Consider a content recommendation system whose performance is measured by accuracy of predicting what users will click. This system can achieve better performance by either 1) making better predictions, or 2) changing the distribution of users such that predictions are easier to make. We propose the term auto-induced distributional shift (ADS) to describe this latter kind of distributional shift, caused by the algorithm's own predictions or behaviour (Figure 1 ). ADS are not inherently bad, and are sometimes even desirable. But they can cause problems if they occur unexpectedly. It is typical in machine learning (ML) to assume (e.g. via the i.i.d. assumption) that (2) will not happen.
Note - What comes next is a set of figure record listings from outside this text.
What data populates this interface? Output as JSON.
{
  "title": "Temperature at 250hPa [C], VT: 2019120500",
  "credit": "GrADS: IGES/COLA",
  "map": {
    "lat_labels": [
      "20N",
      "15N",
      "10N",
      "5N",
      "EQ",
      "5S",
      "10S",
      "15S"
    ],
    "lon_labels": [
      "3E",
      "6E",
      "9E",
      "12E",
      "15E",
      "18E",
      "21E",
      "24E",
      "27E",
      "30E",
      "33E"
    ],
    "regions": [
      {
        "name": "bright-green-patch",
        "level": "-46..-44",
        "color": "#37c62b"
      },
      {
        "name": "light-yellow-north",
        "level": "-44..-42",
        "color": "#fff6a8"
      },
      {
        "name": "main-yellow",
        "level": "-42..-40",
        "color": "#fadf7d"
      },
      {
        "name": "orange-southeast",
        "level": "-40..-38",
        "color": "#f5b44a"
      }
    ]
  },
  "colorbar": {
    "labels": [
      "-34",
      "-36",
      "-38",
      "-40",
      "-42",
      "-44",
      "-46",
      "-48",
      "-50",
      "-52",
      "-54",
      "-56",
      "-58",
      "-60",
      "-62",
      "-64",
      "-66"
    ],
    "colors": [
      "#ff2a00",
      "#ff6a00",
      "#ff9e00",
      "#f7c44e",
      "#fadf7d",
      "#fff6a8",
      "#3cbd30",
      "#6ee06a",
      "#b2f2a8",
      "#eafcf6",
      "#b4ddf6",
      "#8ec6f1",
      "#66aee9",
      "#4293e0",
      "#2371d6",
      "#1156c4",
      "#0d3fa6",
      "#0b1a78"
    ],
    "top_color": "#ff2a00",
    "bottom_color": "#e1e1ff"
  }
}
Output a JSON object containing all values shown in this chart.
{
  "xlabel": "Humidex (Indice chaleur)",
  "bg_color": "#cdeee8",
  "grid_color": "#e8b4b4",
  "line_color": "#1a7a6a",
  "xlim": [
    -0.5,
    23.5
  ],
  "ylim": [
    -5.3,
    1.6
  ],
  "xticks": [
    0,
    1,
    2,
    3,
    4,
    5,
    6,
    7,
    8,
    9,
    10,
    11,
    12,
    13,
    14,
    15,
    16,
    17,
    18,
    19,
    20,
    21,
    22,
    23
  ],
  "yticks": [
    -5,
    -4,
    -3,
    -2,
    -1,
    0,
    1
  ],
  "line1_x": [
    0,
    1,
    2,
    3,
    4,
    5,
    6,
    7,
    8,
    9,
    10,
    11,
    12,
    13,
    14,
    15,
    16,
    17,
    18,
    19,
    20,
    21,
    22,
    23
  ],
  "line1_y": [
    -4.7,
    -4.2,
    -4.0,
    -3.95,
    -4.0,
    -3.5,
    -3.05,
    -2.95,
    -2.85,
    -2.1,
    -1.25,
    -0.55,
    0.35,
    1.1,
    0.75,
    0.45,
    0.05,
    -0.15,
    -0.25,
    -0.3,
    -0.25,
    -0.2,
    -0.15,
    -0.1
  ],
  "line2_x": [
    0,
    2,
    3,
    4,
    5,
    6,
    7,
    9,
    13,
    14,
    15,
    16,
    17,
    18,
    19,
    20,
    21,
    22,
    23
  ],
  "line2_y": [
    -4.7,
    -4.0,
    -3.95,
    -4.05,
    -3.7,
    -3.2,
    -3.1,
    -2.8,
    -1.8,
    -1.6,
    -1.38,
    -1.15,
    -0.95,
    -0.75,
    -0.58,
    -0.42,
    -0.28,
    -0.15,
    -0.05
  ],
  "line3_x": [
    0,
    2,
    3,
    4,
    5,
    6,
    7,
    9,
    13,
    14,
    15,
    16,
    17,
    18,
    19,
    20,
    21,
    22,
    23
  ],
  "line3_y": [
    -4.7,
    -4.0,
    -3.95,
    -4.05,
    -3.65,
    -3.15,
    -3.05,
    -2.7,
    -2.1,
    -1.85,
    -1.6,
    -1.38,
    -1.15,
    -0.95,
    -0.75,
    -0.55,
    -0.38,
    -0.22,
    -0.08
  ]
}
However, given the increasing real-world use of ML algorithms, we believe it is important to model and experimentally observe what happens when assumptions like this are violated. This is the motivation of our work. In many cases, including news recommendation, we would consider (2) a form of cheating-the algorithm changed the task rather than solving it as intended. We care which means the algorithm used to solve the problem (e.g. ( 1) and/or (2)), but we only told it about the ends, so it didn't know 1



Figure 1: Distributions of users over time. Left: A distribution which remains constant over time, following the i.i.d assumption. Right: Auto-induced Distributional Shift (ADS) results in a change in the distribution of users in our content recommendation environment. (see Section 5.2 for details).